Movie Review


If you believe in yourself, anything can happen.
Miracle Movie Poster

US Release Date: 02-06-2004

Directed by: Gavin OConnor


  • Kurt Russell
  • Herb Brooks
  • Patricia Clarkson
  • Patty Brooks
  • Noah Emmerich
  • Craig Patrick
  • Sean McCann
  • Walter Bush
  • Kenneth Welsh
  • Doc Nagobads
  • Eddie Cahill
  • Jim Craig
  • Patrick O'Brien Demsey
  • Mike Eruzione
  • Michael Mantenuto
  • Jack O'Callahan
Reviewed on: February 8th, 2004
Kurt Russell in Miracle.

Kurt Russell in Miracle.

Sports movies are as predictable as they come. The usual plot being that a team or athlete overcomes some hurdles and eventually wins a big game or match. It is not a bad cliche. It can easily get an emotional response from the audience. Just make the athlete or players likable and the audience will end up cheering for them. Miracle follows the formula, except it never forces you to like the main character. In fact, I came away thinking he was a very selfish person.

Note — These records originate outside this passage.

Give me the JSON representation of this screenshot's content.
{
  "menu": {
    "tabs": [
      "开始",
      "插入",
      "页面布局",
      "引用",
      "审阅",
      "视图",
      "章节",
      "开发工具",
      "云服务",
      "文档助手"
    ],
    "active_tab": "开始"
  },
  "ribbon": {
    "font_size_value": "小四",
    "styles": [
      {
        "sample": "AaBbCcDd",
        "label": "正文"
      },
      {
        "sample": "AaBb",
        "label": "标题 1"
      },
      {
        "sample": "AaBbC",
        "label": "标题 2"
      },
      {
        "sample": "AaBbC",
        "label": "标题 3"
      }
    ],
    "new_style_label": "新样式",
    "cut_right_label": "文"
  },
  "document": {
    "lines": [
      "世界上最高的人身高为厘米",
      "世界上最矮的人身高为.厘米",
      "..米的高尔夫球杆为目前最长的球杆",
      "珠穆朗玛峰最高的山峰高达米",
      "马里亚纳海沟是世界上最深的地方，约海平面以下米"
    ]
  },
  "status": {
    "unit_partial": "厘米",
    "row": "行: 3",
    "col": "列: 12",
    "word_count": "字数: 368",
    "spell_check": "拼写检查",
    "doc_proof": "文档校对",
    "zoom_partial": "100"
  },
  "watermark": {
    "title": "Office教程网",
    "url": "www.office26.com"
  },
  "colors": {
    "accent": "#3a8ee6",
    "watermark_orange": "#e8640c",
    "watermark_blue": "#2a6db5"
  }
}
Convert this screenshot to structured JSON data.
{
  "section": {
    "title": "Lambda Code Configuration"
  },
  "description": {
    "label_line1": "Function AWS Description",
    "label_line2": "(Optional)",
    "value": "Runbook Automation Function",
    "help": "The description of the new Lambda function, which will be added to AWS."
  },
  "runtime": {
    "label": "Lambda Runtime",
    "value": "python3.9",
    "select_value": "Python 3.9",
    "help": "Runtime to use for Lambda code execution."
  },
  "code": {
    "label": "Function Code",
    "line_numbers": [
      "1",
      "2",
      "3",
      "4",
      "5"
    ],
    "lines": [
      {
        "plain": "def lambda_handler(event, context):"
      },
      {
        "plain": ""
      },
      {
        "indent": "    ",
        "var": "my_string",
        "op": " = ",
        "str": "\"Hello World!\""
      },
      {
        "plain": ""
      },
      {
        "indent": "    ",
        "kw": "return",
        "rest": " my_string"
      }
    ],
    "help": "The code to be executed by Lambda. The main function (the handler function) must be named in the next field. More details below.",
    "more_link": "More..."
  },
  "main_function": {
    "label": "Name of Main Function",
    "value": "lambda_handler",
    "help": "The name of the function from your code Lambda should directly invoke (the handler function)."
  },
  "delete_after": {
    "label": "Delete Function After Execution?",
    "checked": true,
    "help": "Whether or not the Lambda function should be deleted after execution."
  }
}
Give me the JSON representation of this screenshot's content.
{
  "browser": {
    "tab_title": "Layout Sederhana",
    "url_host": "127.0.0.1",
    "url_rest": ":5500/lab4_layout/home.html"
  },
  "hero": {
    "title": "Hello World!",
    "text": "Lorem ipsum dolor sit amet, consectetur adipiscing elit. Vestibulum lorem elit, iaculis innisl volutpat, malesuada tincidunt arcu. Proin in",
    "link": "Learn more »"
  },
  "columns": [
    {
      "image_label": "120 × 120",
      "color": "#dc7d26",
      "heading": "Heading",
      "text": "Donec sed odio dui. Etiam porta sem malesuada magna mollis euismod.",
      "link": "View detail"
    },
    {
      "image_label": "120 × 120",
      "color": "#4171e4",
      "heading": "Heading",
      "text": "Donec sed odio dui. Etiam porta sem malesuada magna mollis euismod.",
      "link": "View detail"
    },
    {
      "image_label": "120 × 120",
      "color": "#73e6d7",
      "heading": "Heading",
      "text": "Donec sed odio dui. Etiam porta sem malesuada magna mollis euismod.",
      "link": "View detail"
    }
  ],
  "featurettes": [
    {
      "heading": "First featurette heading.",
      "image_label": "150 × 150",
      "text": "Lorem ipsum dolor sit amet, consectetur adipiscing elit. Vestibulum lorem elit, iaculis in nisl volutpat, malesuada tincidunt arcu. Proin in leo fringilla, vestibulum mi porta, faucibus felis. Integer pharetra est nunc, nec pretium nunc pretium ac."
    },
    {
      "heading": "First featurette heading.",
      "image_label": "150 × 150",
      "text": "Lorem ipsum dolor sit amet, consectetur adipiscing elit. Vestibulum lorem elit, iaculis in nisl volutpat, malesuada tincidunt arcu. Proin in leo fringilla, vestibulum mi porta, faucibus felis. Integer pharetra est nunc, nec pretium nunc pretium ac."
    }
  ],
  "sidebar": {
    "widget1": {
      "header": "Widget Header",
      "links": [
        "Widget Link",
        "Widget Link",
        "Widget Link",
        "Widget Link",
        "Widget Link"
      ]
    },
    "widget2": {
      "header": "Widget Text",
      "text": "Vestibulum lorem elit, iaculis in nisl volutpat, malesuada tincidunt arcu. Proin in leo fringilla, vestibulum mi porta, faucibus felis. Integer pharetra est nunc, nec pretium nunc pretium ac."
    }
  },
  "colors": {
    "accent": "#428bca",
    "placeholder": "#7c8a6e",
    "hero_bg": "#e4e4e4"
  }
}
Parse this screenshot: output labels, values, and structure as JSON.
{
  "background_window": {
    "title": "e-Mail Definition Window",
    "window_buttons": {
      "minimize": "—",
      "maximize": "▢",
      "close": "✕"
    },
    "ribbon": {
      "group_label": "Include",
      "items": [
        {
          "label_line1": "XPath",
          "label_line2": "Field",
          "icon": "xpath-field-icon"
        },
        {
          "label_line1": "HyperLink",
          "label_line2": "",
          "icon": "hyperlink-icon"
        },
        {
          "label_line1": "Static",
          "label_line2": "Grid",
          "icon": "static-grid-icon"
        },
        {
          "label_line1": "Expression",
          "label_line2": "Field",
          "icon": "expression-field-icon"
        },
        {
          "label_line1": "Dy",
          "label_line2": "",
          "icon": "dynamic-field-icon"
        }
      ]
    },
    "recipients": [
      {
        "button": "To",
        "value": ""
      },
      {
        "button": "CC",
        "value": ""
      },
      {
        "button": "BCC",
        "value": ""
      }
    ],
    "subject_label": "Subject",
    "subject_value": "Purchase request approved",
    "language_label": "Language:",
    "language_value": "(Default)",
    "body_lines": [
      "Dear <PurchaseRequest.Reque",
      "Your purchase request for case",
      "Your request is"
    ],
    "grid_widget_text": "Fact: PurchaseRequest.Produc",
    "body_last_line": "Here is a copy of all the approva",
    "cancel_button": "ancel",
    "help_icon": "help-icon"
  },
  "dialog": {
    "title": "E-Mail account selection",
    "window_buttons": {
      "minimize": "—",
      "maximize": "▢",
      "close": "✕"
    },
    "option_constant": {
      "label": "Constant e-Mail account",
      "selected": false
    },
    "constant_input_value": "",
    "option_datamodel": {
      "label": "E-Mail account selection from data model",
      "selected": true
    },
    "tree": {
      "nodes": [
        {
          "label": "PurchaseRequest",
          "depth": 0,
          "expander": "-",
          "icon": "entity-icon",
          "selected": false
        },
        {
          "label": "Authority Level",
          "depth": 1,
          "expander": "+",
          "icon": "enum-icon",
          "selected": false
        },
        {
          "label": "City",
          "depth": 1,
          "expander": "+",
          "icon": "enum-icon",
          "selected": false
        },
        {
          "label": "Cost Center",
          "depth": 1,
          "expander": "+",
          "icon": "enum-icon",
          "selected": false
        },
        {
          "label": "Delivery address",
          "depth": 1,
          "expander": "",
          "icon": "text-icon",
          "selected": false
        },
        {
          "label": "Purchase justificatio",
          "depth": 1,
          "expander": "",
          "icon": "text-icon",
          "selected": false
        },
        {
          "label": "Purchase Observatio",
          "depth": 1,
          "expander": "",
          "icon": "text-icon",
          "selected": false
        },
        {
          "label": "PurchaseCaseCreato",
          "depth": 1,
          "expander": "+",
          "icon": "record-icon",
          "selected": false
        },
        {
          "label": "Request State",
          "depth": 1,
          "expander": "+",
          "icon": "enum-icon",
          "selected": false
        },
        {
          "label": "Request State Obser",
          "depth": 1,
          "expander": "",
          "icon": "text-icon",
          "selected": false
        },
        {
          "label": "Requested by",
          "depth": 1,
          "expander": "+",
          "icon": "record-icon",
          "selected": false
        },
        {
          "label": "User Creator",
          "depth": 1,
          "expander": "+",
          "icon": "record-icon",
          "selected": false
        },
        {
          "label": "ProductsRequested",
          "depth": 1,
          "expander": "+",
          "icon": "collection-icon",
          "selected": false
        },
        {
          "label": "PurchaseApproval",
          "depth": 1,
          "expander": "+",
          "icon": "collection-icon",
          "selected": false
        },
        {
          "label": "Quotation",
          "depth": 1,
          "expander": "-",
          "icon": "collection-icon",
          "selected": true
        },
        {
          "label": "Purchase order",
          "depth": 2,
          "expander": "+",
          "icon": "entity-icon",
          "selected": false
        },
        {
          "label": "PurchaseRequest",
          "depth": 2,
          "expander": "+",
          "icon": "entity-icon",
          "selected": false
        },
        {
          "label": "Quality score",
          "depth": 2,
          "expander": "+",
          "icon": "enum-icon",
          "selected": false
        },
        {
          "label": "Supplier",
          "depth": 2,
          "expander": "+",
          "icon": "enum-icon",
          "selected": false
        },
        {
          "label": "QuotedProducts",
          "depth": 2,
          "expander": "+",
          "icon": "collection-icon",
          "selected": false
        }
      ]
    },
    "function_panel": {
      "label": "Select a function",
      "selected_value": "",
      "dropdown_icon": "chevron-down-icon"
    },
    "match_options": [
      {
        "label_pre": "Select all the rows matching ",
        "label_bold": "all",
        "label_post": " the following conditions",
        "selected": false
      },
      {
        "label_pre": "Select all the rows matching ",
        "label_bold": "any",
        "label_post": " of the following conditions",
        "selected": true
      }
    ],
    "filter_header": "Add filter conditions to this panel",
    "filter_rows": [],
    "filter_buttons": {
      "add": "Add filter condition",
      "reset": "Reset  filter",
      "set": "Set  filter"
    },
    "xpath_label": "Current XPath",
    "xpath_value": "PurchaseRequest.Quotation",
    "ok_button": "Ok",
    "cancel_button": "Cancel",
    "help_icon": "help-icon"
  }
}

Miracle is the true story of the 1980 U.S. Olympic hockey team that beat the apparently invincable Russian squad. The movie opens with newscasts and headlines of some of the political problems of the time. The American Embassy had just been taken over by Muslim terrorists. There is a gas shortage, and the Russians hve invaded Afghanistan. The country needed something to cheer about. This unlikely victory became one the greatest U.S. Olympic moments at a time when it needed it most.

Herb Brooks coached this team with new methods and complete dedication. He drove his team to exhaustion and threatened to alienate his wife and kids in the process. His biggest message to them was teamwork. Early in the movie he occasionally asks a player what his name is and what team he plays for. The players all answered their name and the college team they were last playing for. After tieing a game to a mediocre team, Herb has the team skate back and forth on the ice until they feel like collapsing. The assistant coach and the team doctor object, but Herb keeps them skating. Eventually one of the players finally gets it. He yells out his name. Herb then ask him "What team do you play for?" The clued in player responds, out of breath, that he plays for The U.S.A. As anyone who has ever been through military boot camp knows, team work is all important for any group of people striving together for a common goal.

In Disney's relentless effort to redefine the traditional family, the movie includes a scene that seemed out of place. Herb brings a new player in to practice with the team. The rest of the players assume he is there to replace one of them. They get together with Herb and explain that this new guy doesn't belong with them because they are a family. It is another effort to force the players to feel united. Why did the writers choose to use the word "family" over the word "team"? It just didn't fit. These guys have been together for a few months and may never see each other again in another few months. What is with Disney always throwing this word around so easily. The more it gets used the less important it becomes.

The goalie on the team recently lost his mother and his father is financially strapped. He could have gone professional and made money to help his dad. His mother's dream was for him to play on the Olympic team. That is a family. A bunch of guys playing Hockey is a team. Whether you like it or not, they are different.

I was in school when the 1980 Olympics were going on. I was not following it closely but it was so big that it made news everywhere. As I watched this movie I found myself caught up in the Hockey games, and thrilled with each goal. The direction during the games are amazing. You feel like a part of it. The coach is yelling, the players are cheering and the fans are chanting "U.S.A. U.S.A." The editing is quick and adrenaline inducing.

Russell does a decent job. He attempts an accent and plays this distant and sometimes cold person very well. After the big victory over the Russians, Herb has to be alone before he can show his excitement. He can't even go hug his wife.

The exciting true story of this hockey team is better than any made up sports tale. It gave the entire country something to be proud of. In 1980 the country was in some economical changes and Muslim terrorists were up to no good. It certainly sounds like a good movie to go see today, doesn't it?